The State didn’t invest in them. But it does invest in detaining their kids.
In January and February, we supported family reunifications in juvenile detention centers in Honduras. More than 15 young people received visits from their families, many for the first time.
In one group we accompanied, 4 out of 5 families were visiting for the first time. Three of those parents cannot read or write.
Coordinating just one visit took weeks. No access to bank transfers. Fear of getting lost. Inability to read directions.
And this is not unusual.
Some young people are in detention partly because their families didn’t show up to a hearing. But no one asked why.
- They live far away.
- They were notified last minute.
- They didn’t have bus fare.
- They can’t read the paperwork.
- They’re afraid to travel alone.
Multiple barriers. No questions asked.
One mother arrived having not eaten, head down, deeply ashamed. By the end of the session, she understood something powerful: her presence matters. She does not need to carry shame for what happened to her son.

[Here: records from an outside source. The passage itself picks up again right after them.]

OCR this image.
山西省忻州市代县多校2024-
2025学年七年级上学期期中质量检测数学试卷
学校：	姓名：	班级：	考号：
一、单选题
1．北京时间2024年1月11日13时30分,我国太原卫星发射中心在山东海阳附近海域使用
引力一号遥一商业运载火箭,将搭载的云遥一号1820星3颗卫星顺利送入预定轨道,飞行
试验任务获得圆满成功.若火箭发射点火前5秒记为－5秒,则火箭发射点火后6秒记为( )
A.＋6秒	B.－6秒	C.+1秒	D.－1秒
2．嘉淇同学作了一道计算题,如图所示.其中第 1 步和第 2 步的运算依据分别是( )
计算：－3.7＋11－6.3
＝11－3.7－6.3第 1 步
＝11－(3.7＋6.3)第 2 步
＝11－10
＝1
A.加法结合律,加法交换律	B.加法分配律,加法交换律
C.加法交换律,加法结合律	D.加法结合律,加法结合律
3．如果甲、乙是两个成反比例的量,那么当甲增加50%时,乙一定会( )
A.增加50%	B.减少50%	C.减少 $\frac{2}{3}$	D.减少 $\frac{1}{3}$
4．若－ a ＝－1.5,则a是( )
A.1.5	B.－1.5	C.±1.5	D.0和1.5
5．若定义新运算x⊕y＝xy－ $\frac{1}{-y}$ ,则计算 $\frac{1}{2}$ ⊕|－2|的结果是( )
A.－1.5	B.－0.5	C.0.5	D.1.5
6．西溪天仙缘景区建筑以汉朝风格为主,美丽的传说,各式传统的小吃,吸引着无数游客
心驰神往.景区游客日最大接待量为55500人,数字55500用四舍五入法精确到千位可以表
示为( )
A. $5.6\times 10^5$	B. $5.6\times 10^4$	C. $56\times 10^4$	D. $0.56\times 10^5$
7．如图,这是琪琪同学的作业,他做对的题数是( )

A grandmother arrived late, exhausted, after getting lost on the way. But she came. Because she said, “If I don’t go, no one will.”
That’s what the system never measures, the invisible effort of families who carry everything: poverty, illiteracy, fear, and still show up.
At JJAI, we remain convinced that family connection is one of the most powerful factors in a young person’s process.
Not as a symbolic gesture. As a real tool for change.
That’s why we mobilize resources so families can travel. Why we coordinate, call, explain, and accompany.
Why we create spaces where a mother who cannot read can still understand that she has rights. That her child has rights. That her presence is not optional, it is essential.
As long as governments fail to invest in real opportunities for the most vulnerable families, the cycle will continue: poverty, violence, detention, abandonment.
Breaking that cycle starts with something simple:
Asking why the family didn’t show up. We keep trying.